There’s a reason why even authoritarian leaders fear public opinion and invest so much in trying to shape and control it. And why when they lose the public’s support their regimes collapse — often in spectacular fashion. Think of the Mubarak government in Egypt in 2011.
What’s needed now is a force that can “flood the zone” of the Trump administration, to use commentators’ favorite sports metaphor for describing the president’s new favorite tactic. Widespread, popular revulsion at the Trump regime could be that force. A government that retains the support of half of Americans, as Trump’s does today (but that’s changing), is far more dangerous than one whose support has fallen to 40, 30, or even 20 percent.

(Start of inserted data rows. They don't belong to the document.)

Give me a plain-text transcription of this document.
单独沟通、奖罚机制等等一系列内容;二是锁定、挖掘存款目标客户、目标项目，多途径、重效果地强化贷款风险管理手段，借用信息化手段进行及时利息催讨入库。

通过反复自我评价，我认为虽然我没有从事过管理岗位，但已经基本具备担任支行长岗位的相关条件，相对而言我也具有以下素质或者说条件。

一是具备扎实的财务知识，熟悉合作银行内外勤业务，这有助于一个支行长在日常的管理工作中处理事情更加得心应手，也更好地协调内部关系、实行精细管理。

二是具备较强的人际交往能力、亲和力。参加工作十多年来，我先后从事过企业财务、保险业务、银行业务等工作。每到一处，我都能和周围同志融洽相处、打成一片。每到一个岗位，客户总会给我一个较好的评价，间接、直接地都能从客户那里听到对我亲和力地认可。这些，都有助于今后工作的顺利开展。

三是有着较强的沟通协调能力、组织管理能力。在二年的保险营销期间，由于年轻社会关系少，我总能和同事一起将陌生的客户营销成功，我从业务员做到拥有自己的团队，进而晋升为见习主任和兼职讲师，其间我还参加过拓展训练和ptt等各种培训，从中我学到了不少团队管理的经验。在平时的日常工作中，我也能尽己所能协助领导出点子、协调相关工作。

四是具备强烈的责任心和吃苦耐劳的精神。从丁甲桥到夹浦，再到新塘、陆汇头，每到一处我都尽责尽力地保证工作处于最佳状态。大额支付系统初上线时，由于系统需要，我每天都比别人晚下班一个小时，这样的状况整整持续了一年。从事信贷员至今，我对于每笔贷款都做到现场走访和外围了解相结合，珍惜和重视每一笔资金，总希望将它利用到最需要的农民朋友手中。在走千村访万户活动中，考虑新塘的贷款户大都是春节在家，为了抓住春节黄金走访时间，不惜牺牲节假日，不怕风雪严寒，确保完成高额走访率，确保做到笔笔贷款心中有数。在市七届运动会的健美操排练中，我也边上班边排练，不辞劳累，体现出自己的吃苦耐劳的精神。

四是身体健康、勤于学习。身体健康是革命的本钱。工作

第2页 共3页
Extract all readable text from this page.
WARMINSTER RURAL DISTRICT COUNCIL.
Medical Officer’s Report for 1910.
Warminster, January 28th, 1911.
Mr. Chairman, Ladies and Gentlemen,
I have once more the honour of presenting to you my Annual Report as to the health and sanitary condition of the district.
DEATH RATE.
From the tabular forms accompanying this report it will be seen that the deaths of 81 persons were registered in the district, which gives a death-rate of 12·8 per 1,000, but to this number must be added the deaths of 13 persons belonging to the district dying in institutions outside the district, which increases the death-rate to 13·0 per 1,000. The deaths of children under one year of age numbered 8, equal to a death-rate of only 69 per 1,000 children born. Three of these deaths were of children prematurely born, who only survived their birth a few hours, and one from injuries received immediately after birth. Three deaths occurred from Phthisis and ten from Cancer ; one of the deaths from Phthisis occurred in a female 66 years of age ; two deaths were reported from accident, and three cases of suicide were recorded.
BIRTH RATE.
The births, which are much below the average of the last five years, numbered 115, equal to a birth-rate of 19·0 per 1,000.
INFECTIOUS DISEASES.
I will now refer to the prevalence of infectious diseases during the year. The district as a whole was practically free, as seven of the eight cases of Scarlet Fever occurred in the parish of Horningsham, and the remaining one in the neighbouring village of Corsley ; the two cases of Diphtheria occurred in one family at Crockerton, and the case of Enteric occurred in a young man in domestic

Assembling a popular majority against Trump and the Republican Party is the main task of the moment. Our tactics and mobilizations need to be judged in that light — do they get us closer to building a majority against this disaster?2 That won’t be enough to move us on to the offense or to empower us to actually change this country for the better. But thwarting this government’s destructive agenda has to be the first step.
Acknowledging that the people do not, in fact, “rule” in the United States does not mean there’s nothing worth defending in the current order. Basic rights to criticize the government and organize openly to challenge it were taken for granted until recently but are now in the Trump administration’s crosshairs. These rights were won through struggle and now have to be defended.
In a recent statement by DSA’s Bread & Roses caucus against the abduction of Mahmoud Khalil that I helped write, we said: “How can we build this kind of opposition to Trump and to its attacks on our basic rights? We start with the tens of millions of people who are opposed to Trump and his regime. We can add to them the tens of millions of people who did not vote in 2024 and the millions more who voted for Trump reluctantly. These people belong to the mass base of people who abstained or voted for Trump as a protest against the administration of Joe Biden. They did not vote for what Trump is delivering now. That means that a real majority can be built against what is unfolding.”
It seems that there are ways to test this theory in the real world with a few questions
*A majority of the country voted for someone else for president; did that fact moderate Trump's policies or weaken his position?
* Most of Trump's policies are not popular. Regarding the policies that are relatively less popular, has he moderated his position? Has his refusal generally to moderate his positions weakened him either within the party or the state?
*To reduce the regime's support to 20 or 30%, you would have to convince more than half of Republicans to turn against Trump. What are the conditions and tactics that you would find it feasible for that to happen? Are you saying we need to orient ourselves towards convincing half of Republicans to turn against Trump? And how is that different from the typical centrist Dems strategy?
*Is Trump's support among Republicans falling faster, or his support among traditional non-Republicans rising faster?